Introducing FAST Goals

with No Comments

FASTWe’ve all heard about SMART goals – the idea that goals should be specific, measurable, attainable, realistic, and have a timeline. Setting SMART goals can help you get very clear on what you need to do to make change or accomplish something. However, there is a new kid on the block – FAST goals.

What is FAST?

FAST stands for: frequently discussed, ambitious, specific, and transparent. Goals should be brought up and thought about when decisions are being made so that things are in alignment. It is easy to get caught up in a new task or activity and be caught way off course in a few months. A one-degree deviation can cause a huge change over time! For example, if your goal is to complete a marathon, it wouldn’t make sense for you to start swimming 7 days a week. You need to put time into running in order to achieve this goal.

Frequently discussing your goals helps to keep things front of mind. How often do we forget about our new year resolutions because we haven’t thought or talked about them in 4 months? Do you even remember what your resolution was? Frequently discussing your goals also goes hand in hand with transparency. Telling those around what your goals are helps with specificity and making sure your actions are moving towards a larger target. If you are trying to complete a marathon, you need to put time into training for it. Perhaps you need discuss with your partner who will look after the kids while you are out for your run, or you need to discuss how there need to be fewer sweet treats on the shopping list each week so you have the proper fuel to help you achieve this goal.

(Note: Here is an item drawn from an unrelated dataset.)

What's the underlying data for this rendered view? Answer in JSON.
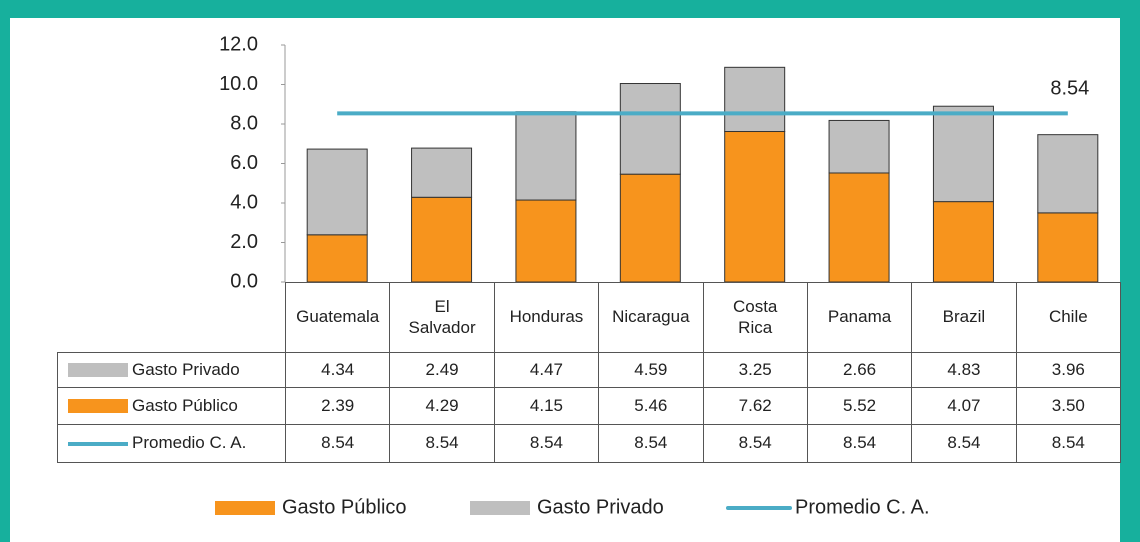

Kipchoge (in the orange) during his Breaking 2 Run. Source: Getty Images
Kipchoge (in the orange) during his Breaking 2 Run. Source: Getty Images

Ambitious goals can help you feel motivated and excited to tackle the challenge – they should not be wildly outrageous or you will be unmotivated to accomplish them. Ambitious goals can also make you more innovative as you try to make things as efficient as possible. With the marathon example, just completing the marathon may be ambitious enough. Setting a goal to run a sub-2h marathon would be too ambitious and you will probably give up. (Side note – a sub 2h marathon has been done once by Eliud Kipchoge. He is one of the best marathoners in the world and it took months of planning and preparation with tons of money for this to happen. He had tons of pace setters, they tried to maximize weather conditions, and they picked a flat, straight course by sea level.)

Specific goals also help you get really clear on the vision and the steps needed to get there. If you are routinely not hitting the metrics you picked something is probably off. Take a step back and re-evaluate; how can you pivot or change your metrics to make you more successful? For example, you may start your training plan by running for 30 minutes a day, 6 days a week. After a few weeks you’re finding you can’t sustain that plan and aren’t doing any training. So you re-evaluate and switch to 30 minutes a day, 4 days a week – this feels more doable and you’re able to stick to this and get the training ball rolling again.

Transparency can be a double-edged sword. Being transparent can help others support you in achieving those goals. For example, if you are trying to cut down on eating out and you share that with friends or family, it is easier to decline an offer to join or make an alternate suggestion. Social support can be huge in helping you stay consistent. Being transparent with your goals and your struggles can also help you realize when you are missing the mark with your goals or the strategies you’re taking to get you there.

I think some people are transparent in the hope that other people will keep them accountable. At the end of the day, you are responsible for your actions. Only you can truly keep yourself accountable. If you always rely on others to help you achieve your goals, you are probably relying on extrinsic motivation quite a bit. That can make it more challenging to sustain any behaviours leading to a big goal or lifestyle change.

Which one should you use?

I think that we should combine these two strategies into one! Instead of “S” in FAST standing for “Specific”, I think the SMART framework can help you get really specific about your goals. Once they’re SMART, make sure you are transparent, ambitious, and frequently discussing those goals with people around you. This gets us the best of the both worlds and can keep us moving forward!

How confident are you?

An additional step that I like to add to my goals is to ask myself how confident I am that I will achieve the goals? On a scale from 1-10, thinking about all the other things in my life, how confident am I? I try to be >7/10 on this scale. If I’m below 7 that tells me that I’m perhaps being too ambitious or overly optimistic. Maybe I need to adjust my timeline or scale back the frequency – I make little tweaks until I’m over 7/10 and I know I’m good to go.